Annalisa, la notizia della sentenza favorevole per il caso Juve Napoli, dal punto di vista psicologico può aiutare la formazione partenopea ad uscire da una situazione difficile dopo due sconfitte consecutive ?
“Una buona notizia aiuta sempre in periodi difficili come questo; il Napoli ha avuto momenti altalenanti che possono compromettere lo scudetto. Nella scorsa partita hanno pesato molto anche le assenze nel reparto offensivo. Diciamo che una notizia buona è sempre una carica in più, mi auguro che domani ci possa essere la pronta risposta del Napoli, dimostrando quel che valgono. Anche perché mai come quest’anno il campionato non è competitivo come gli altri anni, anche grazie alle battute d’arresto della Juventus, è un campionato dove tutto può succedere e molto più equilibrato”.
Per la gara contro il Torino, opteresti per Politano dal primo o Elmas per poi avere forze fresche da inserire poi nel corso della gara?
“Opterei per la seconda opzione per avere una carta da giocare nel caso in cui la partita non si sia indirizzata nel migliore dei modi. In quest’ultimo periodo il Napoli non sta dando e avendo quella continuità che doveva avere nelle sfide decisive. Quest’ultima partita sarà importantissima, e dovranno mettere il tutto per tutto per cercare di portare a casa i tre punti per continuare la corsa”.
Credi che nel Napoli manchi un giocatore di personalità?
“Si, è uno dei talloni d’Achille di questa stagione; ero quasi certa, prima del match, che Llorente poteva risultare ultime nella scorsa partita con la Lazio, ma poi è stato tenuto fuori per infortunio. Cedo che Gattuso abbia fatto male i conti pensando di non trovarsi mai in difficoltà, ma io mi sarei conservata una pedina importante come anche Milik. “
Quali sono secondo te gli obiettivi che si dovrebbe prefissare il Napoli in questa stagione?
“In campionato, anche vedendo come sta andando la stagione, punterei a raggiungere un posto in Champions.

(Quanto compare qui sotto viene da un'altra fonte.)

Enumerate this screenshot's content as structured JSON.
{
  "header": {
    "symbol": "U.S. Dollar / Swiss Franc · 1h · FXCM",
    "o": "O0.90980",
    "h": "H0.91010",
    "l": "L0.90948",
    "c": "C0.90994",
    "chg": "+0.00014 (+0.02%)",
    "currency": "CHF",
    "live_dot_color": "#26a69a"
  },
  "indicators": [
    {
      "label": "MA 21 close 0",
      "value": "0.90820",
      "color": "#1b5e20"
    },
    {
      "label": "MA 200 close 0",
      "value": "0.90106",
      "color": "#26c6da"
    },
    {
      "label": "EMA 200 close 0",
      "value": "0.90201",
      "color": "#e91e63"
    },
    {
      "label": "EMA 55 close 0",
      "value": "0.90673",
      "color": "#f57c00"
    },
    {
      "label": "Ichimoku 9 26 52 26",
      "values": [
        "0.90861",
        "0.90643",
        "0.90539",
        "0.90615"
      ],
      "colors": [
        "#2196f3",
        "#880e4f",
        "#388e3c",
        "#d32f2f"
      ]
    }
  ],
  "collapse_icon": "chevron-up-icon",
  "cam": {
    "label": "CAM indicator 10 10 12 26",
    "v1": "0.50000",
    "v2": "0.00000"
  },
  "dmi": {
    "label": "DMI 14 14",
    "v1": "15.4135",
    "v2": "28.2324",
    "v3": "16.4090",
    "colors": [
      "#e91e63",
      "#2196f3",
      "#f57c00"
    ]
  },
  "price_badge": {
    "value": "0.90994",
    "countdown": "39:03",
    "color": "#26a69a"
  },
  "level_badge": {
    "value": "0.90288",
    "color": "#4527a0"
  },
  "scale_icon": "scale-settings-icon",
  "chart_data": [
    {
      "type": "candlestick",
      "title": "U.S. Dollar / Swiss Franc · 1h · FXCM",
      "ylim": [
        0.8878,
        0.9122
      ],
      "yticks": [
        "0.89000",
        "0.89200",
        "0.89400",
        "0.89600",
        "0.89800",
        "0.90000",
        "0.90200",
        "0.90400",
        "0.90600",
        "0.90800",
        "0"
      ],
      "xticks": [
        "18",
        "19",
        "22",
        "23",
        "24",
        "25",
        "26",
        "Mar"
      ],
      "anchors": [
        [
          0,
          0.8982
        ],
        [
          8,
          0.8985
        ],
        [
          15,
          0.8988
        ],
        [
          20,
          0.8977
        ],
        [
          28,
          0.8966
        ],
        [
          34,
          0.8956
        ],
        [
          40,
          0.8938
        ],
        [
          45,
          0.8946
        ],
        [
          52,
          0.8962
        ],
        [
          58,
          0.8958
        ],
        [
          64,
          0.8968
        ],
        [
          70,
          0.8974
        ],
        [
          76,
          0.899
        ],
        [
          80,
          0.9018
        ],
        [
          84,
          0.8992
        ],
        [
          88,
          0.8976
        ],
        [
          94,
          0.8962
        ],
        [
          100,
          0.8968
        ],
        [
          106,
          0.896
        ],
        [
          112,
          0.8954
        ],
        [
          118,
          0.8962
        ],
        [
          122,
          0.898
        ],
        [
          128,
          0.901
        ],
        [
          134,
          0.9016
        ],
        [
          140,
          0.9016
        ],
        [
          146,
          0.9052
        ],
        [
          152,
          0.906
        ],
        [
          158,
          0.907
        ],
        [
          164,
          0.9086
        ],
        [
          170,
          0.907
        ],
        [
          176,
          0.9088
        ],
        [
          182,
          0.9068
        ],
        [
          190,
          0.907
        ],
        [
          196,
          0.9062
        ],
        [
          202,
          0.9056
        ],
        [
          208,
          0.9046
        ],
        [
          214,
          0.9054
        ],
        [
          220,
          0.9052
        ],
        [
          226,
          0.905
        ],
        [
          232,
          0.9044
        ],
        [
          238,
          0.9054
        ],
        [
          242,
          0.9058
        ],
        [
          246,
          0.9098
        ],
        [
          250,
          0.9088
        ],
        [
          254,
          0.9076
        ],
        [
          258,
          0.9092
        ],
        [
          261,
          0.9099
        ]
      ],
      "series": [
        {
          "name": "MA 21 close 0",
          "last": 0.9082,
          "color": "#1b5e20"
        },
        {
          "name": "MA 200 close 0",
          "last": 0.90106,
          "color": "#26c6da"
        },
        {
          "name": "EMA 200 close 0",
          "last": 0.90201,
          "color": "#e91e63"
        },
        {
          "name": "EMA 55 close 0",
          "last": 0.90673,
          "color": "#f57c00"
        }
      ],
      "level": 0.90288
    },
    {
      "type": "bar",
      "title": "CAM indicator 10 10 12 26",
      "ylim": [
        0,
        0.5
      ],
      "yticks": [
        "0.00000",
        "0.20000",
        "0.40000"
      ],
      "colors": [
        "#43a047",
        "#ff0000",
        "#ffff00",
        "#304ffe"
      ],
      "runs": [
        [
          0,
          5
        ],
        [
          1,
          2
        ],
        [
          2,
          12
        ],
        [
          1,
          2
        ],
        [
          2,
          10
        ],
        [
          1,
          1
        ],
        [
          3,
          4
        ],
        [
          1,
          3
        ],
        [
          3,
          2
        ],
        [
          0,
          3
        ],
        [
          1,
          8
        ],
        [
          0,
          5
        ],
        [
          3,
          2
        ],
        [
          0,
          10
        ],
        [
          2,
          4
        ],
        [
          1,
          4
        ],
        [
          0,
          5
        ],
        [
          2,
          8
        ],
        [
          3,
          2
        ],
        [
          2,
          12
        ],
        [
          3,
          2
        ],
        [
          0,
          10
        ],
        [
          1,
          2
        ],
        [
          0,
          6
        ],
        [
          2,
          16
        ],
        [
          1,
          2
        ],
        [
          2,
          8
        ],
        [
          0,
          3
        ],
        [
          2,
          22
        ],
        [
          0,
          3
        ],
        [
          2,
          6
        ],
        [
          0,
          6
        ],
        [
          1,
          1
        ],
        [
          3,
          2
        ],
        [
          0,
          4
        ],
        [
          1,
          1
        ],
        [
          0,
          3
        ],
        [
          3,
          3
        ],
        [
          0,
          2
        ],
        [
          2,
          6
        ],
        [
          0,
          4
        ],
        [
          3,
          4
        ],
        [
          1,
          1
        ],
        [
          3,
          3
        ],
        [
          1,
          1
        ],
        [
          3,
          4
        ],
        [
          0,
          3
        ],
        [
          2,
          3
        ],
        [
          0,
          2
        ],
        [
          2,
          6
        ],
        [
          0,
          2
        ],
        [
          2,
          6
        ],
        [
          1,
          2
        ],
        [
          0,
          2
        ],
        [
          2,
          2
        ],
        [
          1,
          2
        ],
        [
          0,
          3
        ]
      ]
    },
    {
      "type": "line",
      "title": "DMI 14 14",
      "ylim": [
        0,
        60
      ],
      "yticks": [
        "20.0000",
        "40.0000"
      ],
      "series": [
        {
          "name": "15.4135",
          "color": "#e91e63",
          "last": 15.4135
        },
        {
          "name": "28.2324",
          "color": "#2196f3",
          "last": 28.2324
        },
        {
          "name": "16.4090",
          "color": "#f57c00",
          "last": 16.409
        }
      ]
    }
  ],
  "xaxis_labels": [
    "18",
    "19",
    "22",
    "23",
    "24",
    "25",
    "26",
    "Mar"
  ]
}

Anche in Europa mi concentrerei per cercare di arrivare più in fondo possibile, anche perché portare un trofeo del genere a casa sarebbe un vero sogno. Se riuscissimo a conquistare questi due obiettivi, sarebbe già una stagione da incorniciare visto l’andamento finora”.
Benevento che dopo aver aggiustato la fase difensiva sta ottenendo risultati, pensi che sia questo il segreto per una salvezza tranquilla?
“L’arma vincente in un campionato deve essere la difesa, subire meno è fondamentale; una volta rimediato a questo difetto di inizio stagione, il Benevento può fare bene. Venendo da una stagione deludente in Serie A, era d’obbligo riscattarsi e credo che riconfermare Inzaghi sia stata una delle migliori scelte fatte dopo il grande campionato dello scorso anno. “
Domenica con la gara Casertana – Viterbese si è scritta una delle pagine più brutte del calcio italiano. A tuo avviso si poteva agire diversamente?
“Sicuramente, anche perché avendo due giocatori febbricitanti, non si doveva proprio rischiare. Siamo di fronte ad un virus che si diffonde molto velocemente, soprattutto per i giocatori non avendo protezioni, è molto facile contagiarsi. Non mi spiego perché la lega si ostini a continuare a giocare in queste situazioni. Personalmente non avrei fatto ricominciare in generale, soprattutto le serie minori, in un momento così particolare la salute deve essere messa sopra tutto”.